In 1998, MSTC honored Martha Pate’s wishes that the property be protected and preserved forever by a conservation easement held by the Redding Land Trust.
“Martha left generous legacies to many of those who attended her parties,” Ms. Guitar said, noting that she is grateful for Pate’s recognition of the importance of the land trust.
Today, the center is renamed the DNKL Buddhist Center for Universal Peace and is qualified as a monastery with Tibetan Buddhist monks in residence. The center provides classes on Buddhist thought and meditation and hosts festivals, dialogues and events for families and community organizations to promote more compassion in daily living.
In, 2012, DNKL co-sponsored with Western State Connecticut University a visit by the dalai lama to the center and to the college campus, where a very active Center for Compassion, Creativity and Innovation has been newly established.
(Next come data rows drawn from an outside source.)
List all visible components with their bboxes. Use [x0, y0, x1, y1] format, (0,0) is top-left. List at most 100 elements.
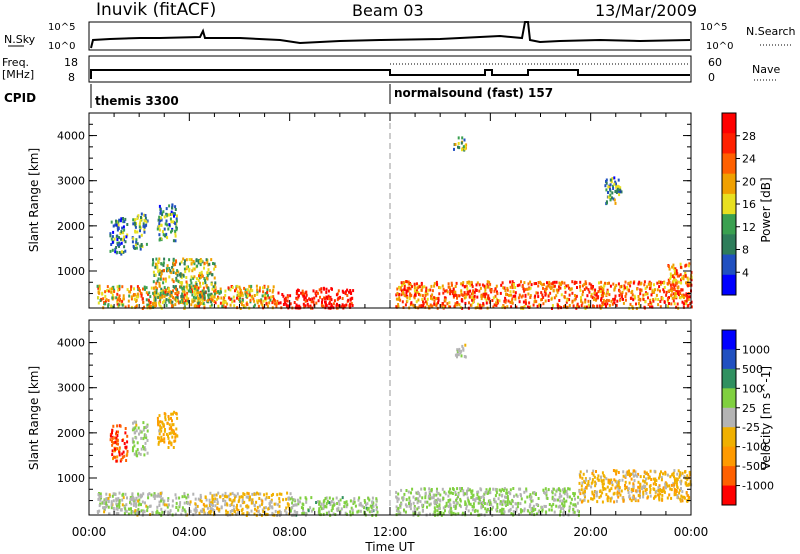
power-colorbar-tick: 8 — [742, 244, 749, 257]
power-region-8 — [604, 176, 623, 206]
power-data-cells — [96, 136, 693, 310]
velocity-region-7 — [578, 469, 693, 504]
velocity-region-3 — [109, 424, 129, 463]
time-tick-label: 08:00 — [272, 525, 307, 539]
velocity-colorbar-swatch — [722, 330, 736, 350]
cpid-panel: CPID themis 3300 normalsound (fast) 157 — [4, 84, 553, 108]
noise-right-tick-top: 10^5 — [700, 22, 727, 33]
freq-panel: Freq. [MHz] 18 8 60 0 Nave — [2, 55, 780, 84]
power-ytick-label: 3000 — [57, 175, 85, 188]
power-region-2 — [277, 286, 355, 310]
freq-tick-bottom: 8 — [68, 71, 75, 84]
velocity-colorbar-tick: -1000 — [742, 480, 774, 493]
time-tick-label: 00:00 — [72, 525, 107, 539]
power-colorbar-swatch — [722, 153, 736, 175]
velocity-ytick-label: 4000 — [57, 337, 85, 350]
power-region-3 — [109, 217, 129, 256]
velocity-region-0 — [96, 491, 191, 517]
power-colorbar-swatch — [722, 234, 736, 256]
power-colorbar-swatch — [722, 214, 736, 235]
freq-trace — [90, 69, 690, 79]
velocity-ytick-label: 3000 — [57, 382, 85, 395]
velocity-region-5 — [156, 410, 179, 449]
velocity-colorbar-tick: 100 — [742, 382, 763, 395]
power-colorbar-swatch — [722, 133, 736, 154]
velocity-colorbar-tick: -100 — [742, 441, 767, 454]
power-colorbar-label: Power [dB] — [759, 177, 773, 242]
time-tick-label: 00:00 — [674, 525, 709, 539]
freq-label-1: Freq. — [2, 56, 29, 69]
time-tick-label: 12:00 — [373, 525, 408, 539]
velocity-axes: 1000 2000 3000 4000 — [57, 319, 692, 516]
title: Inuvik (fitACF) — [96, 0, 216, 20]
power-panel: 1000 2000 3000 4000 Slant Range [km] — [27, 112, 693, 310]
power-ylabel: Slant Range [km] — [27, 148, 41, 252]
power-region-6 — [395, 280, 693, 310]
power-axes: 1000 2000 3000 4000 — [57, 112, 692, 309]
velocity-colorbar-tick: 25 — [742, 402, 756, 415]
freq-tick-top: 18 — [64, 56, 78, 69]
noise-left-tick-bottom: 10^0 — [48, 41, 75, 52]
velocity-colorbar-tick: -25 — [742, 421, 760, 434]
nave-label: Nave — [752, 63, 780, 76]
velocity-data-cells — [96, 343, 693, 517]
velocity-colorbar-swatch — [722, 349, 736, 370]
noise-panel: N.Sky 10^5 10^0 10^5 10^0 N.Search — [4, 21, 796, 52]
power-region-7 — [453, 136, 468, 152]
power-colorbar-swatch — [722, 173, 736, 195]
velocity-colorbar-tick: -500 — [742, 460, 767, 473]
nave-tick-bottom: 0 — [708, 71, 715, 84]
time-axis-label: Time UT — [364, 540, 415, 554]
power-colorbar-swatch — [722, 274, 736, 296]
power-colorbar-swatch — [722, 254, 736, 276]
velocity-colorbar-swatch — [722, 368, 736, 389]
power-region-9 — [666, 262, 693, 288]
time-tick-label: 16:00 — [473, 525, 508, 539]
velocity-colorbar-swatch — [722, 446, 736, 467]
velocity-colorbar: 1000 500 100 25 -25 -100 -500 -1000 — [721, 329, 774, 506]
velocity-ylabel: Slant Range [km] — [27, 366, 41, 470]
velocity-region-4 — [131, 420, 149, 458]
power-colorbar-swatch — [722, 113, 736, 134]
power-ytick-label: 4000 — [57, 130, 85, 143]
power-ytick-label: 2000 — [57, 220, 85, 233]
velocity-colorbar-label: Velocity [m s^-1] — [759, 366, 773, 470]
velocity-region-8 — [454, 343, 467, 359]
freq-label-2: [MHz] — [2, 68, 34, 81]
velocity-region-1 — [189, 491, 292, 517]
velocity-panel: 1000 2000 3000 4000 Slant Range [km] — [27, 319, 693, 517]
noise-left-tick-top: 10^5 — [48, 22, 75, 33]
noise-right-tick-bottom: 10^0 — [706, 41, 733, 52]
time-tick-label: 20:00 — [573, 525, 608, 539]
time-axis-ticks: 00:00 04:00 08:00 12:00 16:00 20:00 00:00 — [72, 525, 709, 539]
power-colorbar-tick: 12 — [742, 221, 756, 234]
power-colorbar-tick: 4 — [742, 266, 749, 279]
power-colorbar-swatch — [722, 193, 736, 215]
power-colorbar-tick: 28 — [742, 130, 756, 143]
velocity-colorbar-swatch — [722, 388, 736, 409]
beam-label: Beam 03 — [352, 1, 424, 20]
noise-right-label: N.Search — [746, 25, 796, 38]
power-colorbar-tick: 24 — [742, 153, 756, 166]
cpid-mode-2: normalsound (fast) 157 — [394, 86, 553, 100]
noise-sky-trace — [90, 21, 691, 49]
cpid-label: CPID — [4, 91, 36, 105]
power-ytick-label: 1000 — [57, 265, 85, 278]
power-region-4 — [131, 212, 149, 251]
velocity-colorbar-tick: 500 — [742, 363, 763, 376]
power-colorbar-tick: 20 — [742, 175, 756, 188]
time-tick-label: 04:00 — [172, 525, 207, 539]
velocity-ytick-label: 1000 — [57, 472, 85, 485]
power-region-1 — [151, 257, 217, 306]
velocity-colorbar-swatch — [722, 485, 736, 506]
power-colorbar-tick: 16 — [742, 198, 756, 211]
cpid-mode-1: themis 3300 — [95, 94, 179, 108]
power-colorbar: 4 8 12 16 20 24 28 — [721, 112, 756, 296]
velocity-colorbar-swatch — [722, 466, 736, 487]
power-region-5 — [156, 203, 178, 243]
noise-left-label: N.Sky — [4, 33, 36, 46]
velocity-colorbar-tick: 1000 — [742, 343, 770, 356]
velocity-colorbar-swatch — [722, 407, 736, 428]
velocity-ytick-label: 2000 — [57, 427, 85, 440]
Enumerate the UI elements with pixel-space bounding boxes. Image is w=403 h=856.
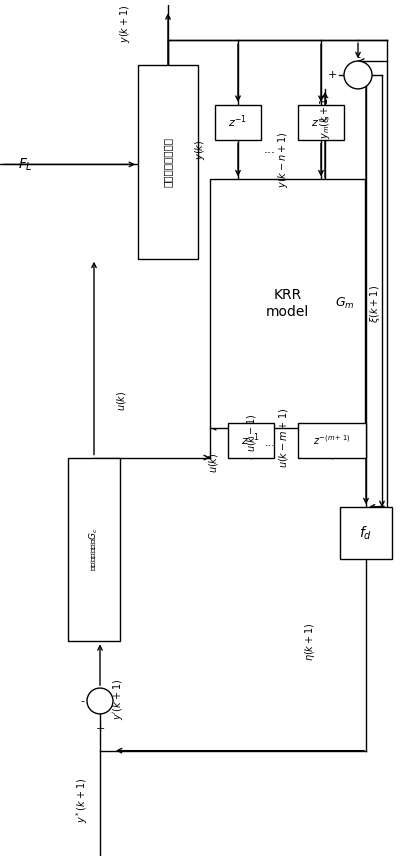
Text: $F_L$: $F_L$ xyxy=(18,156,32,173)
Text: $u(k)$: $u(k)$ xyxy=(116,390,129,411)
Text: KRR
model: KRR model xyxy=(266,288,309,318)
Text: $z^{-1}$: $z^{-1}$ xyxy=(241,431,261,449)
Text: -: - xyxy=(356,52,360,62)
Text: +: + xyxy=(327,70,337,80)
Text: $y'(k+1)$: $y'(k+1)$ xyxy=(111,679,125,720)
Bar xyxy=(298,423,366,458)
Text: $y(k-n+1)$: $y(k-n+1)$ xyxy=(276,131,290,187)
Bar xyxy=(138,65,198,259)
Text: $z^{-(m+1)}$: $z^{-(m+1)}$ xyxy=(313,433,351,447)
Text: $z^{-1}$: $z^{-1}$ xyxy=(229,114,247,130)
Bar xyxy=(228,423,274,458)
Text: 弦截法的控制器$G_c$: 弦截法的控制器$G_c$ xyxy=(88,527,100,572)
Text: ...: ... xyxy=(264,437,275,448)
Text: $y^*(k+1)$: $y^*(k+1)$ xyxy=(74,777,90,823)
Bar xyxy=(68,458,120,641)
Circle shape xyxy=(344,61,372,89)
Text: -: - xyxy=(80,696,84,706)
Text: $y_m(k+1)$: $y_m(k+1)$ xyxy=(318,94,332,140)
Bar xyxy=(298,104,344,140)
Bar xyxy=(340,508,392,559)
Text: $u(k)$: $u(k)$ xyxy=(206,452,220,473)
Text: $G_m$: $G_m$ xyxy=(335,296,355,311)
Text: $u(k-m+1)$: $u(k-m+1)$ xyxy=(276,407,289,467)
Text: $\eta(k+1)$: $\eta(k+1)$ xyxy=(303,622,317,661)
Circle shape xyxy=(87,688,113,714)
Bar xyxy=(215,104,261,140)
Text: $\xi(k+1)$: $\xi(k+1)$ xyxy=(368,284,382,323)
Text: $u(k-1)$: $u(k-1)$ xyxy=(245,413,258,452)
Text: 永磁同步直线电机: 永磁同步直线电机 xyxy=(163,137,173,187)
Text: $f_d$: $f_d$ xyxy=(359,525,372,542)
Text: $y(k)$: $y(k)$ xyxy=(193,140,207,160)
Bar xyxy=(210,179,365,428)
Text: $y(k+1)$: $y(k+1)$ xyxy=(118,4,132,43)
Text: +: + xyxy=(96,724,105,734)
Text: $z^{-n}$: $z^{-n}$ xyxy=(312,116,330,129)
Text: ...: ... xyxy=(264,143,276,156)
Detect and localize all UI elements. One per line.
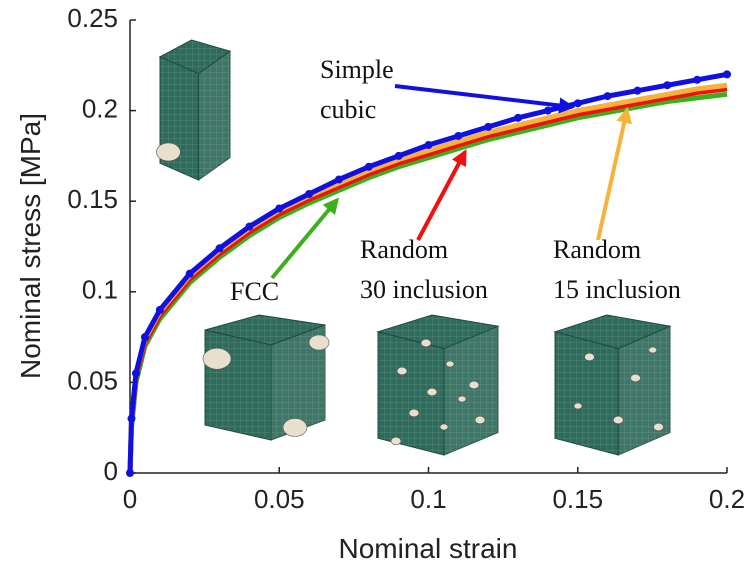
data-point [245,223,253,231]
annotation-arrow [418,152,465,240]
data-point [127,415,135,423]
data-point [633,87,641,95]
cube-face [205,330,271,440]
cube-face [618,326,670,455]
data-point [335,175,343,183]
inclusion [440,424,448,430]
data-point [663,81,671,89]
annotation-text: 15 inclusion [553,275,681,304]
data-point [141,333,149,341]
x-tick-label: 0.15 [552,484,603,514]
inclusion [409,409,419,417]
inclusion [397,367,407,375]
y-tick-label: 0 [104,456,118,486]
data-point [156,306,164,314]
inclusion [458,396,466,402]
inclusion [203,348,231,369]
x-tick-label: 0 [123,484,137,514]
page: {"chart_data": {"type": "line", "xlabel"… [0,0,755,581]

Both the dalai lama and his Buddhist community have been in exile since the advent of Chinese Communist Tibetan rule in 1959.
Driving by the DKNL on any weekend today, one can see colorful Tibetan flags flying outside the former Pate home, now transformed into a proper monastery, with cars and buses parked outside and scores of people of all ages from as far as New York City enjoying the pastoral ambiance of the site and celebrating the wisdom and insights of Buddhist philosophy.
Susan Altabet and Stephen Dydo remain active board members and leaders at the center today.